Dienstunfähigkeitsversicherung Polizei: PTSD, Trauma & Absicherung
Polizisten haben ein deutlich höheres DU-Risiko als andere Beamte — PTSD ist die häufigste Ursache. So sicherst du dein Einkommen ab.
Das DU-Risiko bei Polizisten
Studien zeigen: Polizisten werden häufiger dienstunfähig als Lehrer oder Verwaltungsbeamte.

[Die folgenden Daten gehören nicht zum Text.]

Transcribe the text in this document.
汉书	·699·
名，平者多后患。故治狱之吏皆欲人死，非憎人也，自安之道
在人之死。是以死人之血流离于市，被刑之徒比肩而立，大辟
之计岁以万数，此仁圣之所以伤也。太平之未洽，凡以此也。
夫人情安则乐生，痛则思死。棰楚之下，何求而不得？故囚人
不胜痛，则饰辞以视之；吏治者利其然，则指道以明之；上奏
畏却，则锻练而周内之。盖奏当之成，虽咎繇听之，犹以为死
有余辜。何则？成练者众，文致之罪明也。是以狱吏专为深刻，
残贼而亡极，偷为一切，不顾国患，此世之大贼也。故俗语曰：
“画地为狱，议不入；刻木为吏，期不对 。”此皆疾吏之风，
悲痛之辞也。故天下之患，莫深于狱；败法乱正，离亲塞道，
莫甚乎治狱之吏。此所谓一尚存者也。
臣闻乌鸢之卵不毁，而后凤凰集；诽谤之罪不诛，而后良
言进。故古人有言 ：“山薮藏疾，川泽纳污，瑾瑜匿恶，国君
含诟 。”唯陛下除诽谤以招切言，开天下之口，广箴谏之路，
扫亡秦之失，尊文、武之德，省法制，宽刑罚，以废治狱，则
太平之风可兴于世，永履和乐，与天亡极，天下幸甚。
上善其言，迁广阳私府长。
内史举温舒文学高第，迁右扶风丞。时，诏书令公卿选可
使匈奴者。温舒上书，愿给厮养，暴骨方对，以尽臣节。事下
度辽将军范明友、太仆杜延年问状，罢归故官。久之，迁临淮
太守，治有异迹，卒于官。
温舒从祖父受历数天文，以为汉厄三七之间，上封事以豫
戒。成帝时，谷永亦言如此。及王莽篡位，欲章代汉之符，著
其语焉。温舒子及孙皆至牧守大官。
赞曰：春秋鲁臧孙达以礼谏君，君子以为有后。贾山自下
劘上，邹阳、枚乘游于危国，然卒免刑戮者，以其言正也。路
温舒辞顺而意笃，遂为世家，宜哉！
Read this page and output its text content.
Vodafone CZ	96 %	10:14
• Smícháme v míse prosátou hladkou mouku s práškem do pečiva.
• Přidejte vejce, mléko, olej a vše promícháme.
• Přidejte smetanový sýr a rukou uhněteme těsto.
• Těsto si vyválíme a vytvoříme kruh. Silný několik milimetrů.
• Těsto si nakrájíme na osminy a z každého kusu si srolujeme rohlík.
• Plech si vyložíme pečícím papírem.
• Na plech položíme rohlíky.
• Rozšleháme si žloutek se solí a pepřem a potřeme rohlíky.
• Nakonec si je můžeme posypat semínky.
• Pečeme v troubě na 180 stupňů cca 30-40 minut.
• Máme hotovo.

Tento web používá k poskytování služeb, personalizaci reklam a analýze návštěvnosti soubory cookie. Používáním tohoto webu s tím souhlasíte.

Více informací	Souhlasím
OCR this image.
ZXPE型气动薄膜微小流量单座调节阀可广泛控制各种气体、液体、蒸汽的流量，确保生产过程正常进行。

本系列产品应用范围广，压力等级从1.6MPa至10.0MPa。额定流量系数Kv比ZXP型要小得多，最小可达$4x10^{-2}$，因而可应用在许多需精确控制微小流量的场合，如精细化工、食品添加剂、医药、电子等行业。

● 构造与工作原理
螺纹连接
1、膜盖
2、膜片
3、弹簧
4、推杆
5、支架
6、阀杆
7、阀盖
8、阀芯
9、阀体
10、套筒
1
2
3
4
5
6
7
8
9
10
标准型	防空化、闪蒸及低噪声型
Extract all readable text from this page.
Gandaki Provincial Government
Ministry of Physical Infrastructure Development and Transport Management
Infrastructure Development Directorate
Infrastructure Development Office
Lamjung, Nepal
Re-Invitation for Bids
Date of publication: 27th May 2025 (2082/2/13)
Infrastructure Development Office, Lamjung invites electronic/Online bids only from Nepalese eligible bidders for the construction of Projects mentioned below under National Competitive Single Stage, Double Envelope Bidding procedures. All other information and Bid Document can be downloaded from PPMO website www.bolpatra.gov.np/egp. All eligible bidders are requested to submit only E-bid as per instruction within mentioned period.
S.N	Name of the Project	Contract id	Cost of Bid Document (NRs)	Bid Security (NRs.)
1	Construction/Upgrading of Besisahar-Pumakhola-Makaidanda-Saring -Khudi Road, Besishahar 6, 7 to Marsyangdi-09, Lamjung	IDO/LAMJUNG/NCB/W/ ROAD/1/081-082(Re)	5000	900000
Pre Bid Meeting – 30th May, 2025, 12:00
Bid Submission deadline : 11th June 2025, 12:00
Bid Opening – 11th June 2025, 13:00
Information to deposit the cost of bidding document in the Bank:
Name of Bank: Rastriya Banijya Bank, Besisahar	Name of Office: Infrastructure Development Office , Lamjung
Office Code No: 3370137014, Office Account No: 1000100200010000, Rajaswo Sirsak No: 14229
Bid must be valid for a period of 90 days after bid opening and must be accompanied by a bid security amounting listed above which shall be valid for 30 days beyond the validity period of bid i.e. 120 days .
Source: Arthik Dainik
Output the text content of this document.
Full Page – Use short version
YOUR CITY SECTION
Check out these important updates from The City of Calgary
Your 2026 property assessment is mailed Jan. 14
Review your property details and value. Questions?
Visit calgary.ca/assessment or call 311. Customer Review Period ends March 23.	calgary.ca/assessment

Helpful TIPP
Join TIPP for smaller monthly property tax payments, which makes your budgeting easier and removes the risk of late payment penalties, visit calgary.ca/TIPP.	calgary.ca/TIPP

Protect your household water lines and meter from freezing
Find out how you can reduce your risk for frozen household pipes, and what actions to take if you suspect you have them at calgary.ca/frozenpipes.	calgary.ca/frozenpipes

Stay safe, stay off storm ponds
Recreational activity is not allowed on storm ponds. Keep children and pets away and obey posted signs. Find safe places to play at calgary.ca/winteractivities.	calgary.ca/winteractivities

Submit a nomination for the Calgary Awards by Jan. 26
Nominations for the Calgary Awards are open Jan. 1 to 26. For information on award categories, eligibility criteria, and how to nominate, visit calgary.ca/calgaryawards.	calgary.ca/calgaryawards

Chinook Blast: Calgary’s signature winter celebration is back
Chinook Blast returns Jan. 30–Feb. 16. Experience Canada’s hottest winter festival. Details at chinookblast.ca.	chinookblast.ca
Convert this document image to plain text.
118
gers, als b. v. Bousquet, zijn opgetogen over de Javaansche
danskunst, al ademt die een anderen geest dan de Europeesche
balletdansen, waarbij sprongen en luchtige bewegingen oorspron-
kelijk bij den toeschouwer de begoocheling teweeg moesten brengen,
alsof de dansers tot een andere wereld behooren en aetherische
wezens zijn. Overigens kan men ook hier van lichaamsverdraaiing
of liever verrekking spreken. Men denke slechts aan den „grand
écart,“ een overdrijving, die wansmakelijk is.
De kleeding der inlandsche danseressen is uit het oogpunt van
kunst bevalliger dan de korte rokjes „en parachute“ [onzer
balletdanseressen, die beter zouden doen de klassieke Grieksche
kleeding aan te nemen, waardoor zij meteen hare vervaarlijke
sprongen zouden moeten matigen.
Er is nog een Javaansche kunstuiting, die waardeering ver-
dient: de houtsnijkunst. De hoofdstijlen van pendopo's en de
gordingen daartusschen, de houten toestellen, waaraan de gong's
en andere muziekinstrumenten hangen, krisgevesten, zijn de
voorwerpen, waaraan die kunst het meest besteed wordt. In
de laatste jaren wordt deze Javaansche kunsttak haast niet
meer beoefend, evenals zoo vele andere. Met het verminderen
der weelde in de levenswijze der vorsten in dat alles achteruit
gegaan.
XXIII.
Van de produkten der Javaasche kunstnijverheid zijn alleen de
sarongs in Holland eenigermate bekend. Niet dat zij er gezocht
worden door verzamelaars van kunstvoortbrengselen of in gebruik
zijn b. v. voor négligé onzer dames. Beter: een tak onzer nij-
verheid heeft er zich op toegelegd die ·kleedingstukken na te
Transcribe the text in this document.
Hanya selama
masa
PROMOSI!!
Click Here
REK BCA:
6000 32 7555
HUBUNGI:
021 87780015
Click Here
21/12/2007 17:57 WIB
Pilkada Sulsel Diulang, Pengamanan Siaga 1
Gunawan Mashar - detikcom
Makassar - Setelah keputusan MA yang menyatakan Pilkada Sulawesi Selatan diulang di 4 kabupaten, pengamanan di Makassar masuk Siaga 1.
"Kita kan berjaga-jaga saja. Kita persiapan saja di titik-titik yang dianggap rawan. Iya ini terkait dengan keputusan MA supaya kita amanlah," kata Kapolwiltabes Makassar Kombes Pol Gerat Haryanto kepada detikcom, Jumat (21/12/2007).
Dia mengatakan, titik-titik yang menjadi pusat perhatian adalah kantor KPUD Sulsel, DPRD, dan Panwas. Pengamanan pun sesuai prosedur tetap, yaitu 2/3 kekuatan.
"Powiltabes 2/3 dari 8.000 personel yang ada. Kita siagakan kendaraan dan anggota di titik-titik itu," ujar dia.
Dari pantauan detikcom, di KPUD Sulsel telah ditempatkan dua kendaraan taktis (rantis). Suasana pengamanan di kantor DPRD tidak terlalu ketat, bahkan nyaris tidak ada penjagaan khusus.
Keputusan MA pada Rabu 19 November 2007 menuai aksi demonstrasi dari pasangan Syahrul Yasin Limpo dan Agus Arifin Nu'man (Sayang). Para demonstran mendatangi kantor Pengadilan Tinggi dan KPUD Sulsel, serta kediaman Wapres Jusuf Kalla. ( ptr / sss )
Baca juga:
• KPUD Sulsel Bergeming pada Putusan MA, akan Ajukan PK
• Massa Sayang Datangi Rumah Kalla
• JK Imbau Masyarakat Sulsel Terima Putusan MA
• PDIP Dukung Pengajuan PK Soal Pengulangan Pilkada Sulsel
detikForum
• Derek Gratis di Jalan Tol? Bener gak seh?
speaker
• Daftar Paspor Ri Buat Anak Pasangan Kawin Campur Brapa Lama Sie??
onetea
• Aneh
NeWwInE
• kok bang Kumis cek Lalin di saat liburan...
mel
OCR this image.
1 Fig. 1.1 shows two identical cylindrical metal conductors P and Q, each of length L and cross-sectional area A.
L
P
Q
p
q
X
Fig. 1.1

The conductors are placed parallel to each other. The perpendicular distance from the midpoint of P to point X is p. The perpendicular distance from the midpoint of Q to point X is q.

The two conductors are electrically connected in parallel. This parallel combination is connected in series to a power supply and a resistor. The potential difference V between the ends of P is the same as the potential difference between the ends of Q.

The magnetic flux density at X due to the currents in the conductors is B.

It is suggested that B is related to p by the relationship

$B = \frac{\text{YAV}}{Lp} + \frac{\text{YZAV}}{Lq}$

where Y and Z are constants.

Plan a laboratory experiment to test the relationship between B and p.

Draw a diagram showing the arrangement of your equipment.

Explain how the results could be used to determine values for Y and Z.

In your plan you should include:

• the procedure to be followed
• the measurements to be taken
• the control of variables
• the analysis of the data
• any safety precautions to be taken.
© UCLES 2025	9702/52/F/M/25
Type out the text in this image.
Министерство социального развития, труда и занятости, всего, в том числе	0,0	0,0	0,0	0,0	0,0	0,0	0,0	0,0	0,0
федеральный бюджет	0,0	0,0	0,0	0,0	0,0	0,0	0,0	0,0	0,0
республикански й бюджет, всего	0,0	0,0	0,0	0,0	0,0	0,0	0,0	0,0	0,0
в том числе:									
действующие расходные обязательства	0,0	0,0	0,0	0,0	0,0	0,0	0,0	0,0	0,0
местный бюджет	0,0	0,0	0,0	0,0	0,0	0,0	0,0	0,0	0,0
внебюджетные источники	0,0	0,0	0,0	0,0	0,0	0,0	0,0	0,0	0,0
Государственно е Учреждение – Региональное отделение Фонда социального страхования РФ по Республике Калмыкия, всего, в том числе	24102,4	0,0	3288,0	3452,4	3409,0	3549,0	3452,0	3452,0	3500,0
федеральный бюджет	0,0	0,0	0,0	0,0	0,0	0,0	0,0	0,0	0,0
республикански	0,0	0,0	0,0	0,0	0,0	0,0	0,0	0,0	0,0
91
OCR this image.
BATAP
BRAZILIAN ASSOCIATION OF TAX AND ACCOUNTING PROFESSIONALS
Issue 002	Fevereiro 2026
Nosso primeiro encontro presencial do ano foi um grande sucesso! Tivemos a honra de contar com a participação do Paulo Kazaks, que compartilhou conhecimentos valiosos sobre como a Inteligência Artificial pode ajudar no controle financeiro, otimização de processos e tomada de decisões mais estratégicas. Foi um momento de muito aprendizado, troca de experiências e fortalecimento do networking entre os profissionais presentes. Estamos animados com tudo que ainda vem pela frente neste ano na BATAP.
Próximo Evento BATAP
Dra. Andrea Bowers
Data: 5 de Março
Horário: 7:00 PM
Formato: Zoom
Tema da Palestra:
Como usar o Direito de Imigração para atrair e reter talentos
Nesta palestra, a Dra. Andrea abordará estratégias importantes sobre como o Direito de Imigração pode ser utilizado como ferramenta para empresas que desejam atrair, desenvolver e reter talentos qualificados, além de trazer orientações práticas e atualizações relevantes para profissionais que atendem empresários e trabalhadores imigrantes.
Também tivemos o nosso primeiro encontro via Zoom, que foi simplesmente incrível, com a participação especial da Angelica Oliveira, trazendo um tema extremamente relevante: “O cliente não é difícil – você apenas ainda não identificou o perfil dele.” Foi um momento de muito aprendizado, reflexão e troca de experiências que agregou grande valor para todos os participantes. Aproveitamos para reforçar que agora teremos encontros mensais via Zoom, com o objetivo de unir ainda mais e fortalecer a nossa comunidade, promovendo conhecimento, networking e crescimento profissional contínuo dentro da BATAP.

Die häufigsten Ursachen bei Polizeibeamten:
| Ursache | Anteil bei Polizei | Besonderheit |
|---|---|---|
| Psychische Erkrankungen (PTSD, Burnout) | ~38 % | Deutlich höher als bei anderen Beamten |
| Bewegungsapparat | ~22 % | Körperliche Belastung im Einsatz |
| Herz-Kreislauf | ~14 % | Schichtdienst als Risikofaktor |
| Dienstunfall | ~12 % | Einschließlich Verkehrsunfall im Dienst |
| Sonstiges | ~14 % |
Was passiert finanziell bei Dienstunfähigkeit?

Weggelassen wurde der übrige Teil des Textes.